Structural covariance network topology in individuals at clinical high risk for psychosis: the ENIGMA-CHR Study.
Liu S., Agartz I., Allen P., Amminger GP., Andreassen OA., Bachman P., Baeza I., Baldwin H., Bartholomeusz CF., Borgwardt S., Catalano S., Chen X., Cho KIK., Choi S., Colibazzi T., Cooper RE., Corcoran CM., Cropley VL., de Haan L., de la Fuente-Sandoval C., Dolz M., Ebdrup BH., Fortea A., Fusar-Poli P., Glenthøj LB., Glenthøj BY., Haas SS., Hamilton HK., Haut KM., Hayes RA., He Y., Heekeren K., Hegelstad WTV., Hooker CI., Horton LE., Hubl D., Hwang WJ., Kaess M., Kasai K., Katagiri N., Kim M., Kindler J., Klaunig MJ., Koike S., Kristensen TD., Kwak YB., Kwon JS., Lawrie SM., Lebedeva I., Lemmers-Jansen IL., León-Ortiz P., Lin A., Loewy RL., Ma X., Mathalon DH., McGorry P., McGuire P., Michel C., Mizrahi R., Mizuno M., Møller P., Mora-Durán R., Muñoz-Samons D., Nelson B., Nemoto T., Nordentoft M., Nordholm D., Omelchenko MA., Ouyang L., Pantelis C., Pariente JC., Raghava JM., Rasser PE., Resch F., Reyes-Madrigal F., Rivera-Chávez LF., Røssberg JI., Rössler W., Salisbury DF., Sasabayashi D., Schall U., Schiffman J., Schmidt A., Smigielski L., Sørensen ME., Sugranyes G., Suzuki M., Takahashi T., Tamnes CK., Tang J., Theodoridou A., Thomopoulos SI., Tomyshev AS., Tor J., Uhlhaas PJ., Værnes TG., van Amelsvoort TA., Velakoulis D., Via E., Vinogradov S., Waltz JA., Wenneberg C., Westlye LT., Wood SJ., Yamasue H., Yuan L., Yung AR., Chee MW., Thompson PM., Hernaus D., Jalbrzikowski M., Lee J., Zhou JH., ENIGMA Clinical High Risk for Psychosis Working Group .

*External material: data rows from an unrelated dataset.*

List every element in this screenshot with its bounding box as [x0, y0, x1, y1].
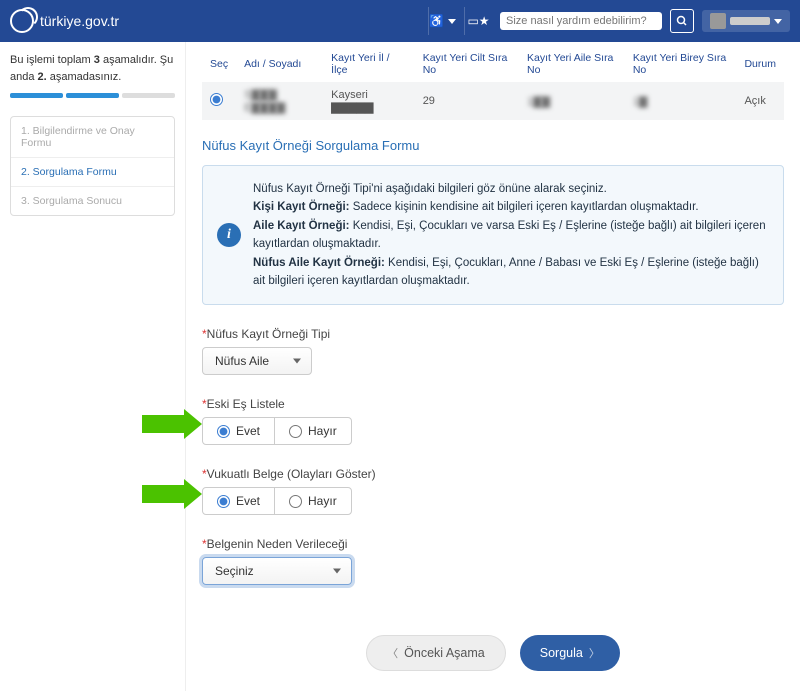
top-header: türkiye.gov.tr ♿ ▭★ — [0, 0, 800, 42]
sidebar: Bu işlemi toplam 3 aşamalıdır. Şu anda 2… — [0, 42, 185, 691]
info-kisi-text: Sadece kişinin kendisine ait bilgileri i… — [350, 201, 699, 213]
eski-es-hayir[interactable]: Hayır — [275, 418, 351, 444]
step-1[interactable]: 1. Bilgilendirme ve Onay Formu — [11, 117, 174, 158]
cell-il: Kayseri ▇▇▇▇▇ — [331, 89, 373, 114]
col-aile: Kayıt Yeri Aile Sıra No — [519, 46, 625, 82]
form-title: Nüfus Kayıt Örneği Sorgulama Formu — [202, 138, 784, 153]
submit-button[interactable]: Sorgula〉 — [520, 635, 620, 671]
chevron-down-icon — [293, 359, 301, 364]
step-list: 1. Bilgilendirme ve Onay Formu 2. Sorgul… — [10, 116, 175, 216]
tip-label: *Nüfus Kayıt Örneği Tipi — [202, 327, 784, 341]
cell-ad: S▇▇▇ E▇▇▇▇ — [236, 82, 323, 120]
info-nufus-label: Nüfus Aile Kayıt Örneği: — [253, 257, 385, 269]
annotation-arrow-2 — [142, 485, 186, 503]
eski-es-evet[interactable]: Evet — [203, 418, 275, 444]
cell-birey: 1▇ — [625, 82, 737, 120]
progress-bar — [10, 93, 175, 98]
main-content: Seç Adı / Soyadı Kayıt Yeri İl / İlçe Ka… — [185, 42, 800, 691]
chevron-left-icon: 〈 — [387, 645, 398, 661]
table-row: S▇▇▇ E▇▇▇▇ Kayseri ▇▇▇▇▇ 29 1▇▇ 1▇ Açık — [202, 82, 784, 120]
search-icon — [676, 15, 688, 27]
col-birey: Kayıt Yeri Birey Sıra No — [625, 46, 737, 82]
vukuatli-label: *Vukuatlı Belge (Olayları Göster) — [202, 467, 784, 481]
field-vukuatli: *Vukuatlı Belge (Olayları Göster) Evet H… — [202, 467, 784, 515]
field-neden: *Belgenin Neden Verileceği Seçiniz — [202, 537, 784, 585]
brand-logo[interactable]: türkiye.gov.tr — [10, 9, 119, 33]
prev-button[interactable]: 〈Önceki Aşama — [366, 635, 506, 671]
step-2[interactable]: 2. Sorgulama Formu — [11, 158, 174, 187]
vukuatli-radio-group: Evet Hayır — [202, 487, 352, 515]
form-buttons: 〈Önceki Aşama Sorgula〉 — [202, 635, 784, 671]
info-icon: i — [217, 223, 241, 247]
user-menu[interactable] — [702, 10, 790, 32]
step-3[interactable]: 3. Sorgulama Sonucu — [11, 187, 174, 215]
cell-cilt: 29 — [415, 82, 519, 120]
row-select-radio[interactable] — [210, 93, 223, 106]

Brain network architecture is anticipated to influence future grey matter loss in individuals at Clinical High Risk (CHR) for psychosis. However, existing studies on grey matter structural network properties in CHR are scarce and constrained by small sample sizes. Here, we examined network topology differences comparing a) CHR versus healthy controls (HC); b) CHR who transitioned to psychosis (CHR-T) versus those who did not (CHR-NT); and c) different subsyndromes. We included structural scans from 1842 CHR individuals and 1417 HC individuals from 31 sites within the Enhancing NeuroImaging Genetics through Meta-Analysis (ENIGMA) consortium. At the global level, CHR individuals exhibited lower structural covariance (q < 0.001; Cohen's d = 0.164) and less optimal structural network configuration than HC (lower global efficiency and clustering coefficient, d = 0.100,0.087, qs <= 0.027). Though no global difference between CHR-T and CHR-NT, network distinctiveness of the frontal and temporal surface area networks was higher in CHR-T than CHR-NT (d = 0.223,0.237) and HC (d = 0.208,0.219) (qs < 0.001). Network distinctiveness of the frontal cortical thickness network was lower in CHR-T (d = 0.218, q < 0.001) than CHR-NT and HC (d = 0.165, q < 0.001). Importantly, higher network distinctiveness was associated with worse positive symptoms in CHR-NT (frontal surface area, q = 0.008, R2 = 0.013) and at trend with worse negative symptoms in CHR-T (frontal thickness, q = 0.063, R2 = 0.049). Further, the brief intermittent psychotic syndrome subgroup showed more severe network alterations. Together, brain structural networks inform symptoms and the risk of transition to psychosis in CHR individuals.